Ed Dodig, executive vice-president and head of CIBC Private Wealth Management Canada and CIBC Wood Gundy, said determining where advisors would need help before the reforms took effect was difficult, but the firm has improved its processes.

“The first few weeks, we said to the team, ‘Just give us your feedback. Let us know where the pain points are and we’ll be sure to address it’,” Dodig said. In response to that feedback, Wood Gundy added staff to the risk supervision team and adjusted its technology to address the CFRs, he said.

“We’ll continue to approach it the same way,” Dodig added, through dialogue and working with branch managers.

The approach at Edward Jones is similar. “We have a whole support area for the CFRs, and we’ll continue throughout 2022,” said David Gunn, president of Edward Jones Canada. He noted that some advisors have incorporated the CFRs into their practices more easily since January, while others are leaning on the firm for guidance.

Edward Jones’s branch support teams have been working directly with advisors.

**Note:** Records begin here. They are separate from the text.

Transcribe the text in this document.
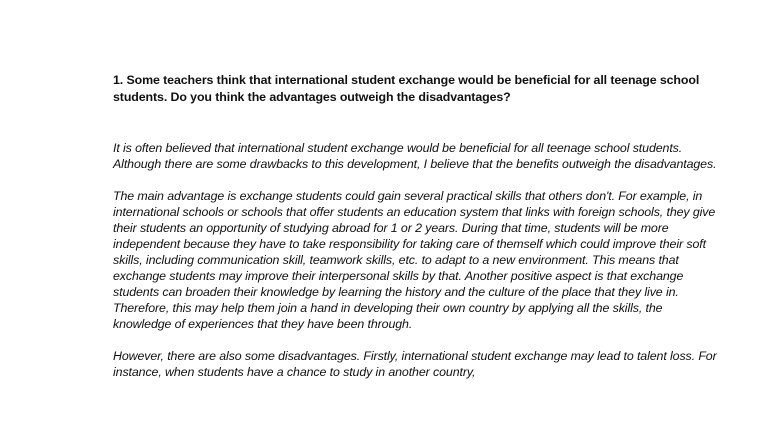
1. Some teachers think that international student exchange would be beneficial for all teenage school students. Do you think the advantages outweigh the disadvantages?

It is often believed that international student exchange would be beneficial for all teenage school students. Although there are some drawbacks to this development, I believe that the benefits outweigh the disadvantages.

The main advantage is exchange students could gain several practical skills that others don't. For example, in international schools or schools that offer students an education system that links with foreign schools, they give their students an opportunity of studying abroad for 1 or 2 years. During that time, students will be more independent because they have to take responsibility for taking care of themself which could improve their soft skills, including communication skill, teamwork skills, etc. to adapt to a new environment. This means that exchange students may improve their interpersonal skills by that. Another positive aspect is that exchange students can broaden their knowledge by learning the history and the culture of the place that they live in. Therefore, this may help them join a hand in developing their own country by applying all the skills, the knowledge of experiences that they have been through.

However, there are also some disadvantages. Firstly, international student exchange may lead to talent loss. For instance, when students have a chance to study in another country,
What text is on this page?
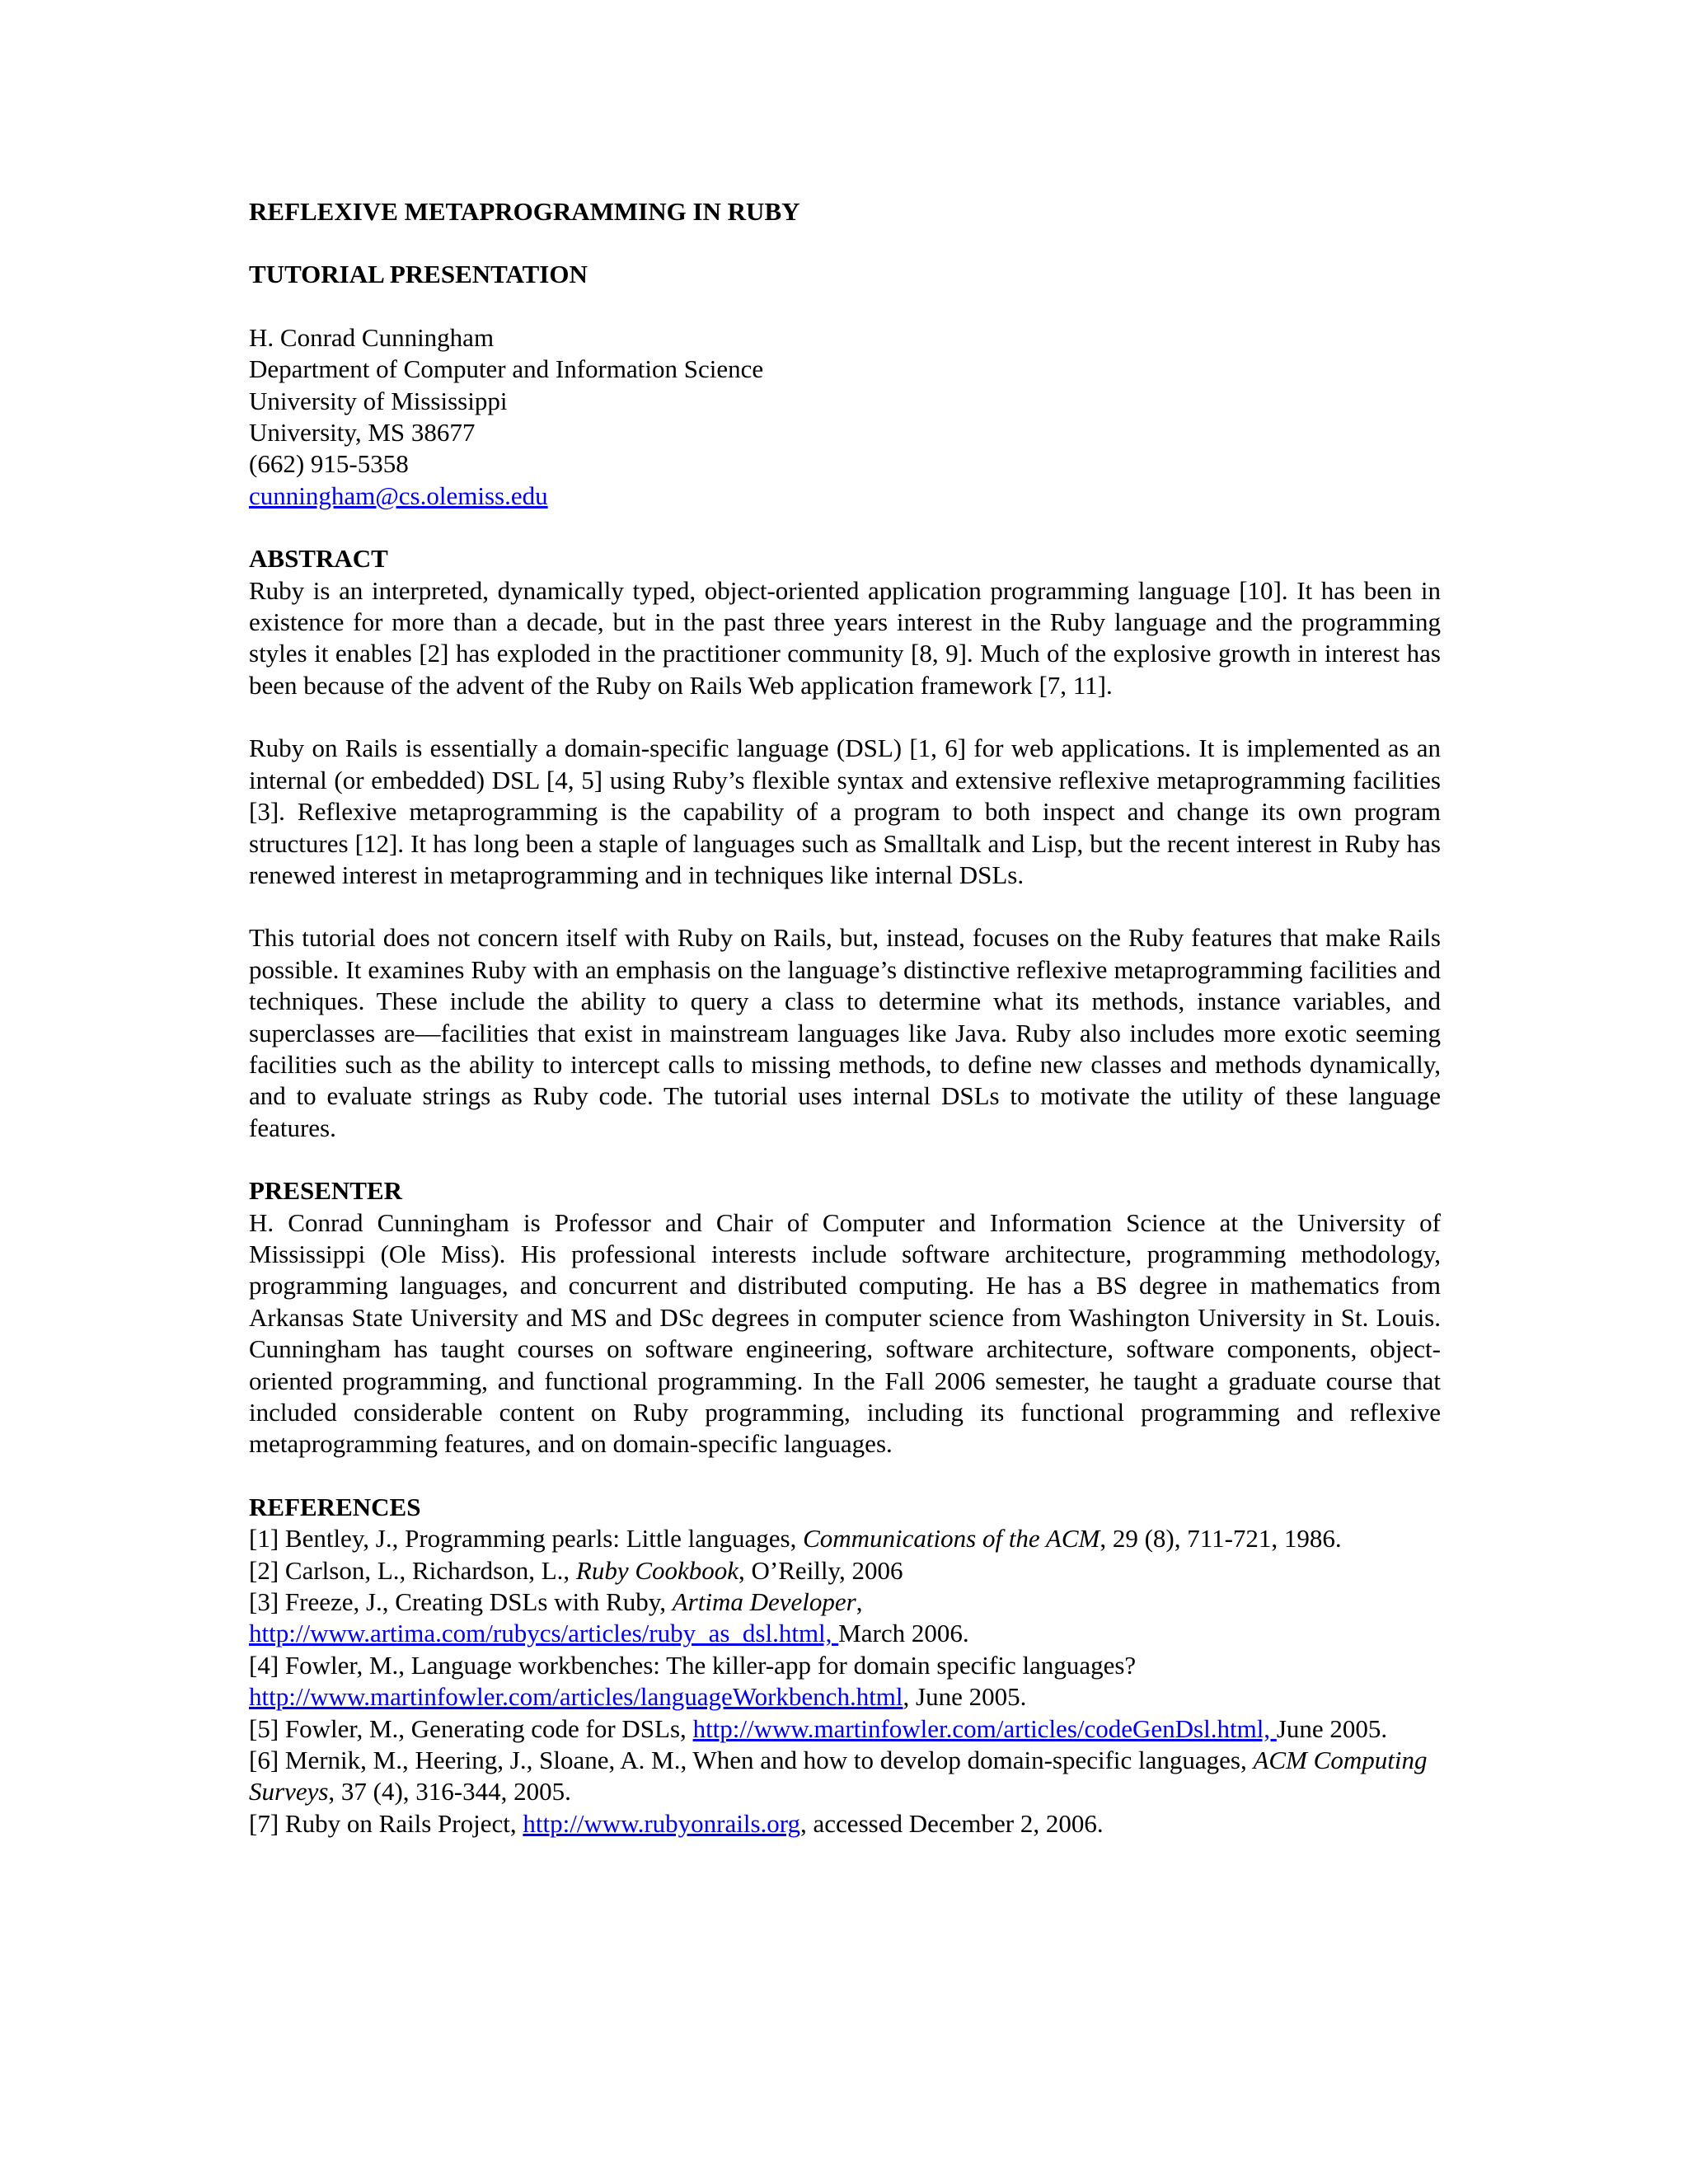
REFLEXIVE METAPROGRAMMING IN RUBY

TUTORIAL PRESENTATION

H. Conrad Cunningham

Department of Computer and Information Science

University of Mississippi

University, MS 38677

(662) 915-5358

cunningham@cs.olemiss.edu

ABSTRACT

Ruby is an interpreted, dynamically typed, object-oriented application programming language [10]. It has been in existence for more than a decade, but in the past three years interest in the Ruby language and the programming styles it enables [2] has exploded in the practitioner community [8, 9]. Much of the explosive growth in interest has been because of the advent of the Ruby on Rails Web application framework [7, 11].

Ruby on Rails is essentially a domain-specific language (DSL) [1, 6] for web applications. It is implemented as an internal (or embedded) DSL [4, 5] using Ruby’s flexible syntax and extensive reflexive metaprogramming facilities [3]. Reflexive metaprogramming is the capability of a program to both inspect and change its own program structures [12]. It has long been a staple of languages such as Smalltalk and Lisp, but the recent interest in Ruby has renewed interest in metaprogramming and in techniques like internal DSLs.

This tutorial does not concern itself with Ruby on Rails, but, instead, focuses on the Ruby features that make Rails possible. It examines Ruby with an emphasis on the language’s distinctive reflexive metaprogramming facilities and techniques. These include the ability to query a class to determine what its methods, instance variables, and superclasses are—facilities that exist in mainstream languages like Java. Ruby also includes more exotic seeming facilities such as the ability to intercept calls to missing methods, to define new classes and methods dynamically, and to evaluate strings as Ruby code. The tutorial uses internal DSLs to motivate the utility of these language features.

PRESENTER

H. Conrad Cunningham is Professor and Chair of Computer and Information Science at the University of Mississippi (Ole Miss). His professional interests include software architecture, programming methodology, programming languages, and concurrent and distributed computing. He has a BS degree in mathematics from Arkansas State University and MS and DSc degrees in computer science from Washington University in St. Louis. Cunningham has taught courses on software engineering, software architecture, software components, object-oriented programming, and functional programming. In the Fall 2006 semester, he taught a graduate course that included considerable content on Ruby programming, including its functional programming and reflexive metaprogramming features, and on domain-specific languages.

REFERENCES

[1] Bentley, J., Programming pearls: Little languages, Communications of the ACM, 29 (8), 711-721, 1986.

[2] Carlson, L., Richardson, L., Ruby Cookbook, O’Reilly, 2006

[3] Freeze, J., Creating DSLs with Ruby, Artima Developer,
http://www.artima.com/rubycs/articles/ruby_as_dsl.html, March 2006.

[4] Fowler, M., Language workbenches: The killer-app for domain specific languages?
http://www.martinfowler.com/articles/languageWorkbench.html, June 2005.

[5] Fowler, M., Generating code for DSLs, http://www.martinfowler.com/articles/codeGenDsl.html, June 2005.

[6] Mernik, M., Heering, J., Sloane, A. M., When and how to develop domain-specific languages, ACM Computing Surveys, 37 (4), 316-344, 2005.

[7] Ruby on Rails Project, http://www.rubyonrails.org, accessed December 2, 2006.
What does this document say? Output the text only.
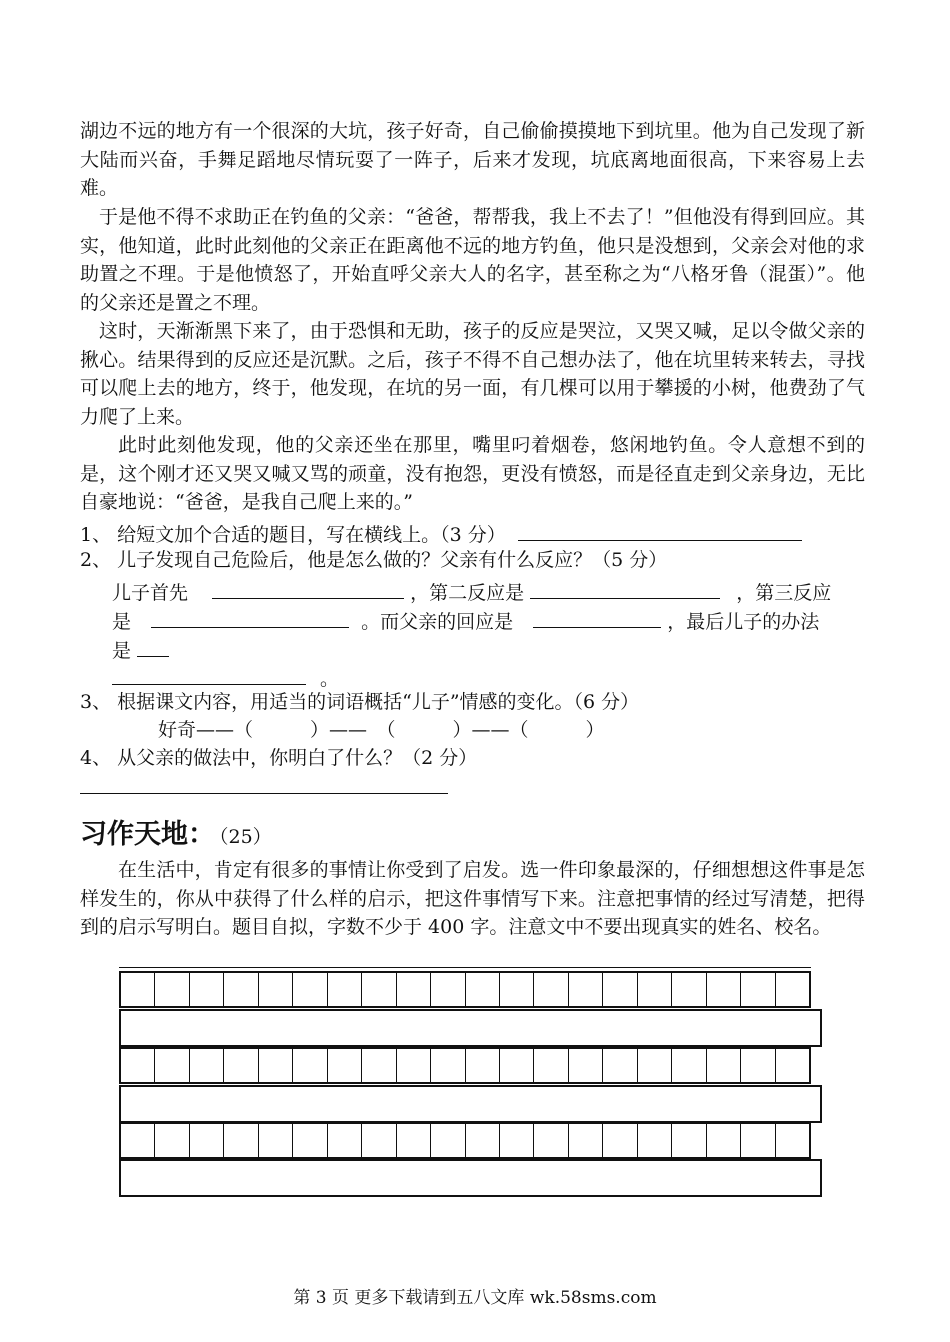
湖边不远的地方有一个很深的大坑，孩子好奇，自己偷偷摸摸地下到坑里。他为自己发现了新大陆而兴奋，手舞足蹈地尽情玩耍了一阵子，后来才发现，坑底离地面很高，下来容易上去难。
于是他不得不求助正在钓鱼的父亲：“爸爸，帮帮我，我上不去了！”但他没有得到回应。其实，他知道，此时此刻他的父亲正在距离他不远的地方钓鱼，他只是没想到，父亲会对他的求助置之不理。于是他愤怒了，开始直呼父亲大人的名字，甚至称之为“八格牙鲁（混蛋）”。他的父亲还是置之不理。
这时，天渐渐黑下来了，由于恐惧和无助，孩子的反应是哭泣，又哭又喊，足以令做父亲的揪心。结果得到的反应还是沉默。之后，孩子不得不自己想办法了，他在坑里转来转去，寻找可以爬上去的地方，终于，他发现，在坑的另一面，有几棵可以用于攀援的小树，他费劲了气力爬了上来。
此时此刻他发现，他的父亲还坐在那里，嘴里叼着烟卷，悠闲地钓鱼。令人意想不到的是，这个刚才还又哭又喊又骂的顽童，没有抱怨，更没有愤怒，而是径直走到父亲身边，无比自豪地说：“爸爸，是我自己爬上来的。”
1、 给短文加个合适的题目，写在横线上。（3 分）
2、 儿子发现自己危险后，他是怎么做的？父亲有什么反应？（5 分）
儿子首先	，第二反应是	，第三反应
是	。而父亲的回应是	，最后儿子的办法
是
。
3、 根据课文内容，用适当的词语概括“儿子”情感的变化。（6 分）
好奇——（　　　）——　（　　　）——（　　　）
4、 从父亲的做法中，你明白了什么？（2 分）
习作天地： （25）
在生活中，肯定有很多的事情让你受到了启发。选一件印象最深的，仔细想想这件事是怎样发生的，你从中获得了什么样的启示，把这件事情写下来。注意把事情的经过写清楚，把得到的启示写明白。题目自拟，字数不少于 400 字。注意文中不要出现真实的姓名、校名。
第 3 页 更多下载请到五八文库 wk.58sms.com
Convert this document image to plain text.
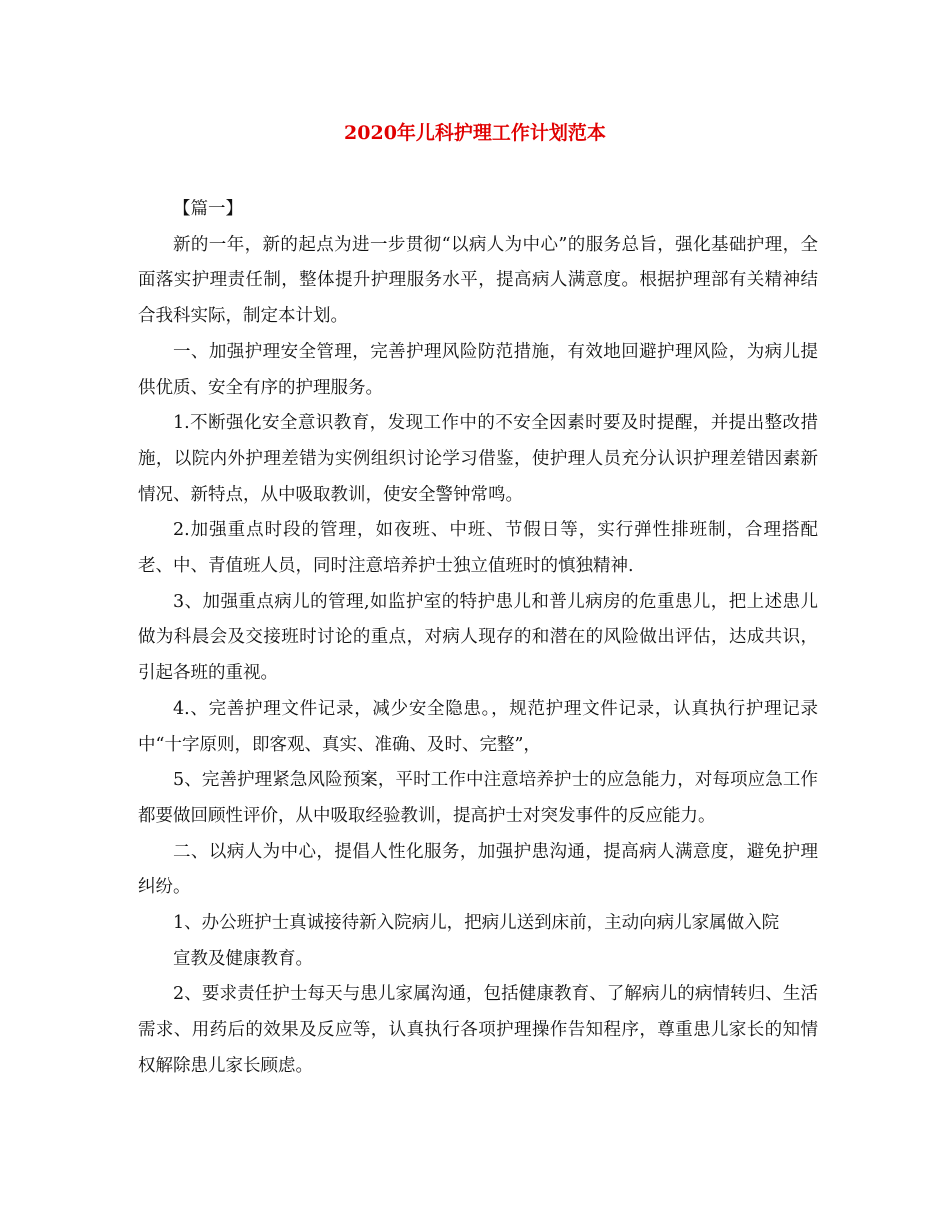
2020年儿科护理工作计划范本

【篇一】

新的一年，新的起点为进一步贯彻“以病人为中心”的服务总旨，强化基础护理，全面落实护理责任制，整体提升护理服务水平，提高病人满意度。根据护理部有关精神结合我科实际，制定本计划。

一、加强护理安全管理，完善护理风险防范措施，有效地回避护理风险，为病儿提供优质、安全有序的护理服务。

1.不断强化安全意识教育，发现工作中的不安全因素时要及时提醒，并提出整改措施，以院内外护理差错为实例组织讨论学习借鉴，使护理人员充分认识护理差错因素新情况、新特点，从中吸取教训，使安全警钟常鸣。

2.加强重点时段的管理，如夜班、中班、节假日等，实行弹性排班制，合理搭配老、中、青值班人员，同时注意培养护士独立值班时的慎独精神.

3、加强重点病儿的管理,如监护室的特护患儿和普儿病房的危重患儿，把上述患儿做为科晨会及交接班时讨论的重点，对病人现存的和潜在的风险做出评估，达成共识，引起各班的重视。

4.、完善护理文件记录，减少安全隐患。，规范护理文件记录，认真执行护理记录中“十字原则，即客观、真实、准确、及时、完整”，

5、完善护理紧急风险预案，平时工作中注意培养护士的应急能力，对每项应急工作都要做回顾性评价，从中吸取经验教训，提高护士对突发事件的反应能力。

二、以病人为中心，提倡人性化服务，加强护患沟通，提高病人满意度，避免护理纠纷。

1、办公班护士真诚接待新入院病儿，把病儿送到床前，主动向病儿家属做入院

宣教及健康教育。

2、要求责任护士每天与患儿家属沟通，包括健康教育、了解病儿的病情转归、生活需求、用药后的效果及反应等，认真执行各项护理操作告知程序，尊重患儿家长的知情权解除患儿家长顾虑。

In addition, Gunn said, “we continue to have what we call ‘CFR chats’” covering administrative processes.

Several Edward Jones advisors noted the high volume of back-end process changes. But as one advisor in B.C. said, “If you’re doing your job, it shouldn’t be difficult. We’re just all wrapping our heads around new systems.”

Compliance ratings still high

The average importance rating for the “Advisor’s relationship with compliance department” category (9.2, down from 9.3 in 2021) remained among the 10 highest in the 2022 Brokerage Report Card.

At the same time, both the relationship category and “support for dealing with regulatory changes” were among those with the 10 highest performance averages (9.1 and 8.9, respectively, with the first unchanged and the second down from 9.0 a year ago).